This is a poem-sermon I first heard two years ago. It has no connection to teaching or education (except in a grand, cosmic sense I suppose), but after a physically and mentally draining month, it’s a jolting shot of hope and a powerful reminder of why today is called Good Friday.
It’s Friday. Jesus is arrested in the garden where He was praying. But Sunday’s coming.
It’s Friday. The disciples are hiding and Peter’s denying that he knows the Lord. But Sunday’s coming.
It’s Friday. Jesus is standing before the high priest of Israel, silent as a lamb before the slaughter. But Sunday’s coming.
It’s Friday. Jesus is beaten, mocked, and spit upon.

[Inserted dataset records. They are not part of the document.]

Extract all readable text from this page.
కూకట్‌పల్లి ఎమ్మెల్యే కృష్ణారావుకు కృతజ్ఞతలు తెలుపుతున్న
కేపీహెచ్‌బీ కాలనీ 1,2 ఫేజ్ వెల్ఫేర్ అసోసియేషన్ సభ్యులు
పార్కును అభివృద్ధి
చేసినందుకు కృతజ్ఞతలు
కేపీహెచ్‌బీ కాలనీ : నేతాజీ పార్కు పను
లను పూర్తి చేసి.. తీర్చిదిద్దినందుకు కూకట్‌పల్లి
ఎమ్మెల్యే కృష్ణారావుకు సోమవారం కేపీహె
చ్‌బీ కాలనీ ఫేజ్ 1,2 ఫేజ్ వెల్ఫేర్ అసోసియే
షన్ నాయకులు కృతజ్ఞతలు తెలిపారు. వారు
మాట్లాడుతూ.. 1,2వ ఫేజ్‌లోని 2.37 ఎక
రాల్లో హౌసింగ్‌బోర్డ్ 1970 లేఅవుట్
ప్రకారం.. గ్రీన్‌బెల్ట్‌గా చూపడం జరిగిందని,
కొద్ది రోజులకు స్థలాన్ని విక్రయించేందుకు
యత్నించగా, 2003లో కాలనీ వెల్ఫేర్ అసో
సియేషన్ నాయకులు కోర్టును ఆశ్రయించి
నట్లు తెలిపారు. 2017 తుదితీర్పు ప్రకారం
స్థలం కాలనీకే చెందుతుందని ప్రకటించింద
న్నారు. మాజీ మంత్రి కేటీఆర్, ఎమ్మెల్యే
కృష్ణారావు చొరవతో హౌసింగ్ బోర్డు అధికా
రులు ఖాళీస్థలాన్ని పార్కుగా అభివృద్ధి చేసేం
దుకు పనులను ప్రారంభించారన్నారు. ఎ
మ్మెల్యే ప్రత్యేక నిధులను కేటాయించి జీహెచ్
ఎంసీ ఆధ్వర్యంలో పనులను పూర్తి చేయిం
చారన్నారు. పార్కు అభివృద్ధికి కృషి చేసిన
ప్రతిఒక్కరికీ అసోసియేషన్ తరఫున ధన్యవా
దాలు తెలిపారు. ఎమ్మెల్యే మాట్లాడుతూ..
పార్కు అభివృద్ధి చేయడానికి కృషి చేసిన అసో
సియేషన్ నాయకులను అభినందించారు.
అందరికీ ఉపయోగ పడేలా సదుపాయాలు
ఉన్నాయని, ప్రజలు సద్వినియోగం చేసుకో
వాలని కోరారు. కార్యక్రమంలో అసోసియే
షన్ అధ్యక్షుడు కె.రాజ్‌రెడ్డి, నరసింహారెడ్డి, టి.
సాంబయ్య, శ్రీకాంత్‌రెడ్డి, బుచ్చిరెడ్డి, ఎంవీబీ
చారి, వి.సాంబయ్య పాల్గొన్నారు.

But Sunday’s coming.
It’s Friday. Those Roman soldiers are flogging our Lord with a leather scourge that has bits of bones and glass and metal, tearing at his flesh. But Sunday’s coming.
It’s Friday. The Son of man stands firm as they press the crown of thorns down into his brow. But Sunday’s coming.
It’s Friday. See Him walking to Calvary, the blood dripping from His body. See the cross crashing down on His back as He stumbles beneath the load. It’s Friday; but Sunday’s coming.
It’s Friday. See those Roman soldiers driving the nails into the feet and hands of my Lord. Hear my Jesus cry, “Father, forgive them.” It’s Friday; but Sunday’s coming.
It’s Friday. Jesus is hanging on the cross, bloody and dying. But Sunday’s coming.
It’s Friday. The sky grows dark, the earth begins to tremble, and He who knew no sin became sin for us. Holy God who will not abide with sin pours out His wrath on that perfect sacrificial lamb who cries out, “My God, My God. Why hast thou forsaken me?” What a horrible cry. But Sunday’s coming.
It’s Friday. And at the moment of Jesus’ death, the veil of the Temple that separates sinful man from Holy God was torn from the top to the bottom because Sunday’s coming.
It’s Friday. Jesus is hanging on the cross, heaven is weeping and hell is partying. But that’s because it’s Friday, and they don’t know it, but Sunday’s coming.
And on that horrible day 2000 years ago, Jesus the Christ, the Lord of glory, the only begotten Son of God, the only perfect man died on the cross of Calvary. Satan thought that he had won the victory. Surely he had destroyed the Son of God. Finally he had disproved the prophecy God had uttered in the Garden and the one who was to crush his head had been destroyed. But that was Friday. And Sunday’s coming.